If a product listing on a website is noted "PATENT" or "PATENTED", must the patent owner provide patent details such as a patent number when asked for from the general public?

  • 1
    Interesting question. Do you have any reason to believe they do? – DonQuiKong Jun 29 '17 at 6:51
  • Do you have an issue with providing the relevant patent numbers? – Eric Shain Jun 29 '17 at 11:38

One example that would lead me to believe 'no':

Consider a modern cellphone, which could easily comprise technology covered by 100s of patents. Would it be reasonable for Apple to maintain a list of all the (ever-changing) patents covering their product?

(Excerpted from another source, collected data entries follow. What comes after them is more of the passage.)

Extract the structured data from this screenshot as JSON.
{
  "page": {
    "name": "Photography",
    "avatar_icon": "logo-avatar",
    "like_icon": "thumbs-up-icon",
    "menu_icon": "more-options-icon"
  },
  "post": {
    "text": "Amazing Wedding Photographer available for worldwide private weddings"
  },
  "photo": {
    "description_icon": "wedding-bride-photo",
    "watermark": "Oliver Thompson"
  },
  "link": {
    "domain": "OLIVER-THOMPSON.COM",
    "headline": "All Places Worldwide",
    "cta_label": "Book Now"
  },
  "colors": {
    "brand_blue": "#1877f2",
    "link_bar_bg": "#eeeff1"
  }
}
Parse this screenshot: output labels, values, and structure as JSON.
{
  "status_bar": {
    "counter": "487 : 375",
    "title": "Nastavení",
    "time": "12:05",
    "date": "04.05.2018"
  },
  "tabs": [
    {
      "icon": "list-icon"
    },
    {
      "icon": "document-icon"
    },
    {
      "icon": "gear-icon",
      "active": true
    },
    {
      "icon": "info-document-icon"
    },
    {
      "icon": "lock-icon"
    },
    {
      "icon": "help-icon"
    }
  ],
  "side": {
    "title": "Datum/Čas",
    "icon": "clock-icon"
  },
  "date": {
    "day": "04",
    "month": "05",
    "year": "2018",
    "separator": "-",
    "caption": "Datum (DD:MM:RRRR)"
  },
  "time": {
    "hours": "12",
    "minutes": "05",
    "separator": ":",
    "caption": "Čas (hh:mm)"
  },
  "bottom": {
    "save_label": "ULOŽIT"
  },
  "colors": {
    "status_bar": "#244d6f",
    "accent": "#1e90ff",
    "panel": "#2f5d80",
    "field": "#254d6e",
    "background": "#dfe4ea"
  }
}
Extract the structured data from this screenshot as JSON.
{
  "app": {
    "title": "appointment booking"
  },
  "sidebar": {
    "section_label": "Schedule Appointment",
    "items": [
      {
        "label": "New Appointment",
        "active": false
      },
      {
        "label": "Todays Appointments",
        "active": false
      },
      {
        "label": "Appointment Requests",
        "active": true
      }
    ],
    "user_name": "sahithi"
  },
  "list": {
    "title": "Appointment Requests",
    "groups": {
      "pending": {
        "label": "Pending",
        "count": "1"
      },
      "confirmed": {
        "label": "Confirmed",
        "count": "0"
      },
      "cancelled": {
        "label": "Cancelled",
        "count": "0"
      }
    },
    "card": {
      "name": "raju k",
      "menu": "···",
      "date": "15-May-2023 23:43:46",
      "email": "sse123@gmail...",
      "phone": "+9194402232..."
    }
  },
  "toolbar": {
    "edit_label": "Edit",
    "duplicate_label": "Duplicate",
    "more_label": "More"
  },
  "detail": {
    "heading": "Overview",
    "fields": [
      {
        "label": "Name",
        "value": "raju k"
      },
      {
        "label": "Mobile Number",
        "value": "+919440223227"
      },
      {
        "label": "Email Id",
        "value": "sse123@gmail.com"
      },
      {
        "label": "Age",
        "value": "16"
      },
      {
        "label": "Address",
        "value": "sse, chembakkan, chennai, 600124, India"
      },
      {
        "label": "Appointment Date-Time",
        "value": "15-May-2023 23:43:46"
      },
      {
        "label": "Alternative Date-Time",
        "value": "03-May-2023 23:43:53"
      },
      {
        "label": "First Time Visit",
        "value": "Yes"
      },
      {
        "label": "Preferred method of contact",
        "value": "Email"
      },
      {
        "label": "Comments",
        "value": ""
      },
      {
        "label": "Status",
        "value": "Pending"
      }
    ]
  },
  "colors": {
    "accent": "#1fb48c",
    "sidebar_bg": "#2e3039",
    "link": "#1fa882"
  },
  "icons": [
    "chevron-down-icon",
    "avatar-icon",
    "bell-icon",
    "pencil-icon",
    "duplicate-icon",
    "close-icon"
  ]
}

Additionally, would they be responsible for listing the patents of the components provided by subcontractors, or the list of subcontractors providing components for their patented iPhone so one could contact them for such information individually? It would seem an onerous requirement, as this would require legal opinion from Apple (what is covered and what is not covered), which can be an expensive effort (e.g. in infringement contentions) and would further open up potential inequitable conduct issues (disclosing too much or not enough).

Another example that would lead me to believe 'no':

If the ultimate intention in having patent disclosure from a company is to know what 'rights' you have when making/selling a product, what about non-practicing entities (NPEs)? Would NPEs be exempt from such a requirement to disclose related patents to potential products (which would be unfair relative to practicing entities), and if not how would one know which NPEs to contact?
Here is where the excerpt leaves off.